Свой вылазки туда он планировал заранее. Обилием постояльцев гостиница явно не отличалась, тем не менее номер он заказывал по телефону, заблаговременно. А Сюзанне говорил, что едет на курсы. Углубляться в подробности не было нужды, она подобными вещами не интересовалась. В назначенный день он прямо с утра вырывался на свободу. В папке лежали чистое белье, туалетные принадлежности и хороший роман. С папкой под мышкой он шагал в город. Шел на Стрёйет, заглядывал в магазины, покупал разные мелочи. Пачечку хорошего чая, коробку пирожных в кондитерской. Еженедельник, а не то и журнал по убранству жилища. Букет красных тюльпанов. Затем шел в гостиницу, располагался в заказанном номере. Окружал себя домашним уютом.

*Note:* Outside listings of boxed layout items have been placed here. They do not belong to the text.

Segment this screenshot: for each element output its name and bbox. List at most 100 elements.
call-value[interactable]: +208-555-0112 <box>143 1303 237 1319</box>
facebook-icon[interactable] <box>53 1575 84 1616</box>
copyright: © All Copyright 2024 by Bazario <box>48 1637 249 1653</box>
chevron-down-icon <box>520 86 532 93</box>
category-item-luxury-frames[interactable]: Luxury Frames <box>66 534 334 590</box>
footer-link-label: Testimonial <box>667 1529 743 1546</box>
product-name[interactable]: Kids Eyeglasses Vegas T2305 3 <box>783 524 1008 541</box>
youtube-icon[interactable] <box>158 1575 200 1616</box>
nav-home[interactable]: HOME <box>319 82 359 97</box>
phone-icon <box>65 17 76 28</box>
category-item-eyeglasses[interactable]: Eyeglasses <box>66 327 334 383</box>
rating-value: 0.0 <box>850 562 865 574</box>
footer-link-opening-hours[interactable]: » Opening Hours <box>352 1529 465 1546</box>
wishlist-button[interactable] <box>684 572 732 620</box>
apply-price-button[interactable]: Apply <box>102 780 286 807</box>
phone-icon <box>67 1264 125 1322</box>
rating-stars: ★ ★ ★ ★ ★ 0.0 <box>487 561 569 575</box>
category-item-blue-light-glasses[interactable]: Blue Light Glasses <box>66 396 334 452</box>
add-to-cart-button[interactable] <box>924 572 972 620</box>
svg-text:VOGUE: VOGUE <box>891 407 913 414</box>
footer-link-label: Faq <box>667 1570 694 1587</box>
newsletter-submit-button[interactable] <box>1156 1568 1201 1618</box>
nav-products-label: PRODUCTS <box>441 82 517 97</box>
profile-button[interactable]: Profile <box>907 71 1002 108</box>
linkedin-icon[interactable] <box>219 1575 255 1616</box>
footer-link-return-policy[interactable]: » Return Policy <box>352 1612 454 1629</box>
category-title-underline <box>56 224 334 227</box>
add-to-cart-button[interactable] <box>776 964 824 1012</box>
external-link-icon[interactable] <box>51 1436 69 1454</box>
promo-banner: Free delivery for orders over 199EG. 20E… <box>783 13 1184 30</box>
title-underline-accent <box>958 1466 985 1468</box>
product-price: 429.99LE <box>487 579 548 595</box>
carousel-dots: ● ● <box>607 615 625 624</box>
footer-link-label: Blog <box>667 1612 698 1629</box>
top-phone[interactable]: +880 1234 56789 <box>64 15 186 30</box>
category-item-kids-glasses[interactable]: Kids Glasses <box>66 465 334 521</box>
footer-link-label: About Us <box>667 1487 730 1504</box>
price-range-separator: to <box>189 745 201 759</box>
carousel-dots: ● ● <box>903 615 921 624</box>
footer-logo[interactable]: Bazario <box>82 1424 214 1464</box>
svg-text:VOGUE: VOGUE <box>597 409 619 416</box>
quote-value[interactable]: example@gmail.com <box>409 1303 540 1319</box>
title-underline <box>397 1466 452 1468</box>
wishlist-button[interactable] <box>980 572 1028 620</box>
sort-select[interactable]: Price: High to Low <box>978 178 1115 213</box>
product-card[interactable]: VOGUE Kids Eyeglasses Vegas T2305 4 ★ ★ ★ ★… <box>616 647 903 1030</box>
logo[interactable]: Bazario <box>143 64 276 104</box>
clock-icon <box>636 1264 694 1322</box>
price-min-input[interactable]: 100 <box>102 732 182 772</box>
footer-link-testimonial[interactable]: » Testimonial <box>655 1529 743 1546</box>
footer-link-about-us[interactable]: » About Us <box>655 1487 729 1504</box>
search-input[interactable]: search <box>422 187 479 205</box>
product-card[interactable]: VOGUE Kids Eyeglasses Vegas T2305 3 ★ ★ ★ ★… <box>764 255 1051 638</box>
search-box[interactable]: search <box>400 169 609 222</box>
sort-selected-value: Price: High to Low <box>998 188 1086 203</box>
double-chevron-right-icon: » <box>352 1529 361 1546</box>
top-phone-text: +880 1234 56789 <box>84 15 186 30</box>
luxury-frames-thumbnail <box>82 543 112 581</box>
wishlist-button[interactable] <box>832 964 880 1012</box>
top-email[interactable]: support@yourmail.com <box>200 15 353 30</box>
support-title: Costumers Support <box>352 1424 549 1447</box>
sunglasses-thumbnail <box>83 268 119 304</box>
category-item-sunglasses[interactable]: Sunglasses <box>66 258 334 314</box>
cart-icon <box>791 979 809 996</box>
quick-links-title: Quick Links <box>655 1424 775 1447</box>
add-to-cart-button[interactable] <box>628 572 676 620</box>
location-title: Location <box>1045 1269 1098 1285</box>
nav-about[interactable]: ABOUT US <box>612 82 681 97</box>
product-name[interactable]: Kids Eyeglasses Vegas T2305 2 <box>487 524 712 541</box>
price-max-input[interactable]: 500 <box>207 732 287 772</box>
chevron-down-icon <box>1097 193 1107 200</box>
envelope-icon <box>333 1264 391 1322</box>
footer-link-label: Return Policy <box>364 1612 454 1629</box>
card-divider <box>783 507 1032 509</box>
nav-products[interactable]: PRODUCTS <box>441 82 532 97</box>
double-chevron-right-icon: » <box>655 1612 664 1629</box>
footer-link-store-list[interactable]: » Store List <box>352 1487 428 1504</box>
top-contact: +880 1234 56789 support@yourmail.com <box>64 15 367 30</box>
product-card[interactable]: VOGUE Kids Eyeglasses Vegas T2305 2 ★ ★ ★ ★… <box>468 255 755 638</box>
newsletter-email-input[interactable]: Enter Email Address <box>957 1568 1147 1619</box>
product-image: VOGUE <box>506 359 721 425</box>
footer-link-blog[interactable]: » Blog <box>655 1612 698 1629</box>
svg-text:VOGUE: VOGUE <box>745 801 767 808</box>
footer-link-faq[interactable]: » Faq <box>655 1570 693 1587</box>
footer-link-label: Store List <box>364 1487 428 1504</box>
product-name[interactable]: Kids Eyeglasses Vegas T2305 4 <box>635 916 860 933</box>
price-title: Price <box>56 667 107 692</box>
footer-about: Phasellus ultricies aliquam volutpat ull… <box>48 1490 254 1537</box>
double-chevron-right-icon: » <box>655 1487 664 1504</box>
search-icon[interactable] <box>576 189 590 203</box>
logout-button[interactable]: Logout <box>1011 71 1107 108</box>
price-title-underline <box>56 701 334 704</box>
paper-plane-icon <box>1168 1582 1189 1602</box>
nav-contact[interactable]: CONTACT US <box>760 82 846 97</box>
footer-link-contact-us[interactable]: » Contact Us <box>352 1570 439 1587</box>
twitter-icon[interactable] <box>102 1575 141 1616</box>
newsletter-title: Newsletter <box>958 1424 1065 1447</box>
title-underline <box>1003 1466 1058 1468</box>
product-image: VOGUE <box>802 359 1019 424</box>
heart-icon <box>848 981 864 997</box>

Доставал из мини-бара стакан, ставил в него цветы, заваривал чай, убирал белье в комод, а роман клал на письменный стол. Напускал воды в ванну и лежал там этак полчасика, довольный, праздный. Пар наполнял маленькое помещение. Он поднимал руку, смотрел на красную распаренную кожу. Я могу думать о чем заблагорассудится, говорил он себе. О чем угодно. Здесь нет никого, кроме меня, Йоакима.
И он думал о своенравной пятнистой собаке, которую держал в детстве.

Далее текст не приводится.